Моя чужая новая жизнь
Шрифт:
— Как-то слабо в это верится, — покачал головой он. — У тебя были десятки возможностей проявить себя, раз уж ты попала в их роту. Могла запереть их в избе, пока спят, и поджечь. Могла отравить, ведь доступ к еде тоже был.
В общем-то он прав. Но как объяснить, что мне, попавшей из совершенно другого времени, дико решиться на убийство? Что я эгоистично не желаю умирать, зная, что победа и так будет за нами? Меня вообще здесь не должно было быть! Возможно, я малодушная сучка, но зная что история всё равно пойдёт своим ходом, просто хочу затаиться и как-то найти своё место в этой жизни. Я не знаю, как бы я повела себя в своём времени, вздумай нас кто-нибудь нагнуть. Вполне возможно, что боролась бы с вражиной, зная, что воюю за будущее страны. Здесь-то совсем другая ситуация.
—
Громов тяжело вздохнул и презрительно посмотрел на меня:
— Жить, значит, сильно хочешь? Боли боишься и веришь при этом в нашу победу? А как, по-твоему, мы победим, если каждый будет вот так отползать в сторону и пережидать войну? Думаешь, парням, вчера закончившим школу, не страшно гореть в танках? Или девчонке, которая тебя мельче, а не побоялась отравить этих гадов? А сюда, посмотри, кто пришёл. Дети, старики — и все готовы сражаться до последнего.

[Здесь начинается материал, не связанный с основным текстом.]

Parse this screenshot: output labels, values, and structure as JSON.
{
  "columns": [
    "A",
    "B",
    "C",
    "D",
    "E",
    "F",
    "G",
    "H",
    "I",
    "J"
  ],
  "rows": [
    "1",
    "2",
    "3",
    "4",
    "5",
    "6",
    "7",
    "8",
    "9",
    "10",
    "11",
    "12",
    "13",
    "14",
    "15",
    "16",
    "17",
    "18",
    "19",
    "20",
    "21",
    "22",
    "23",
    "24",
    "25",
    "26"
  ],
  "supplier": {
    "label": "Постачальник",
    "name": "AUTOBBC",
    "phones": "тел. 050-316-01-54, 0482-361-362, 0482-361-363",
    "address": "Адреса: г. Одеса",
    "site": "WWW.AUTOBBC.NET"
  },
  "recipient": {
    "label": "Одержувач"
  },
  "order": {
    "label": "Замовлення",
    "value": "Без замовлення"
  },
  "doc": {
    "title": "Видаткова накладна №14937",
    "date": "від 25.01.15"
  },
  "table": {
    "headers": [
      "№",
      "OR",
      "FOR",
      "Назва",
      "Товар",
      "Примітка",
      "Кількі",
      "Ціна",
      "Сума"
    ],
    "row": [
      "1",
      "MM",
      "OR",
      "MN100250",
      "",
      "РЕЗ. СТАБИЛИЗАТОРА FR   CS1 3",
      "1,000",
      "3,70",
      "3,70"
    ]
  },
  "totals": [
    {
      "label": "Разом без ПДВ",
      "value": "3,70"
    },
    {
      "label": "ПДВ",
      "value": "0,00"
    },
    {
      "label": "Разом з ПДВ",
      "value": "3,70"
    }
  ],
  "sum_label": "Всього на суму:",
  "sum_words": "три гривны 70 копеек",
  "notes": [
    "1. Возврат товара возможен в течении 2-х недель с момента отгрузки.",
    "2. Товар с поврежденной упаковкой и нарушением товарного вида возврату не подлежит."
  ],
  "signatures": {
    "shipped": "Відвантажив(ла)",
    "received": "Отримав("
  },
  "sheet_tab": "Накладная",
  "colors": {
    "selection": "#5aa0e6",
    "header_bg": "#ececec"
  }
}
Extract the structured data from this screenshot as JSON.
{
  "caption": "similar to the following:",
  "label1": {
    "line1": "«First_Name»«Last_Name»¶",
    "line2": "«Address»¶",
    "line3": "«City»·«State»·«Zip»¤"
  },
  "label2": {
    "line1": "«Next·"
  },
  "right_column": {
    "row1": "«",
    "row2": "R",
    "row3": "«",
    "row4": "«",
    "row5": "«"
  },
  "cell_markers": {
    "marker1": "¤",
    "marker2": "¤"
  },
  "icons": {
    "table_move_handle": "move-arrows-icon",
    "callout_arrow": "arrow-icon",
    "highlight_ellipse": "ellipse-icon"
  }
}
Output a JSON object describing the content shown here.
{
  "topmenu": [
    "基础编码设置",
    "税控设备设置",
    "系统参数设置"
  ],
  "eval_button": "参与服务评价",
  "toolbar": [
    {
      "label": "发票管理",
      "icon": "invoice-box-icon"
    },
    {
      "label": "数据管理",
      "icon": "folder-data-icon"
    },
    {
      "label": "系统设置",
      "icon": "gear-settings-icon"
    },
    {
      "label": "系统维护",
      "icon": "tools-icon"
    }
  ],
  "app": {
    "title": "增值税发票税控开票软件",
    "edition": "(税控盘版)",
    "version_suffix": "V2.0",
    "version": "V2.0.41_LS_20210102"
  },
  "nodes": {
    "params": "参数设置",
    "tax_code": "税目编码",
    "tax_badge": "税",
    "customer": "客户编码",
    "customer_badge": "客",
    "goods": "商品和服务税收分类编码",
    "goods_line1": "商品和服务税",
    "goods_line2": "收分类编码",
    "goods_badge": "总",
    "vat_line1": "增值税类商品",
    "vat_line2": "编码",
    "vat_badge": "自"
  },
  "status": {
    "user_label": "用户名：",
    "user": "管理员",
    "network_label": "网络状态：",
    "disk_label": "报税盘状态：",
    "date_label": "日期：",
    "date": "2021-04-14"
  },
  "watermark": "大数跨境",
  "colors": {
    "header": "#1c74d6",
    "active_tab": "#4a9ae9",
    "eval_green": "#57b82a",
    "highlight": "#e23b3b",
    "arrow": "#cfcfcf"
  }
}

Я молчала, отчасти признавая правоту его слов. Где-то на периферии кольнула мысль, что мои деды бы со стыда сгорели, узнав, что внучка прячется по кустам. Я цеплялась за свою довольно жалкую здесь жизнь, по привычке тянущуюся из сытого, относительно спокойного будущего. Но здесь на самом деле есть всего два выхода: либо умереть геройски или хотя бы не теряя достоинства, либо стать предателем, как те, кто отсиживался по подвалам и перебегал на сторону немцев. Я думала о тех, кто уже совсем скоро умрёт в блокадном Ленинграде; о подростках молодогвардейцах, которые за то, что не смирились с оккупацией, примут страшные мучения и смерть; о героях, защищавших Сталинград ценой своих жизней. Как много имён в памяти из курса истории. Николай Гастелло в своём последнем героическом полёте, Александр Матросов, закрывший собой амбразуру, Зоя Космодемьянская, под жуткими пытками не проронившая ни слова. Может, ещё не поздно стать на путь истинный. Останусь в партизанском отряде, помогу чем смогу.
— И что теперь? — я решилась задать тяжёлый вопрос.
— Теперь, милая, придётся отвечать за свои выкрутасы, — назидательно ответил майор. — Вот прорвёмся немного, и отправлю тебя, куда следует.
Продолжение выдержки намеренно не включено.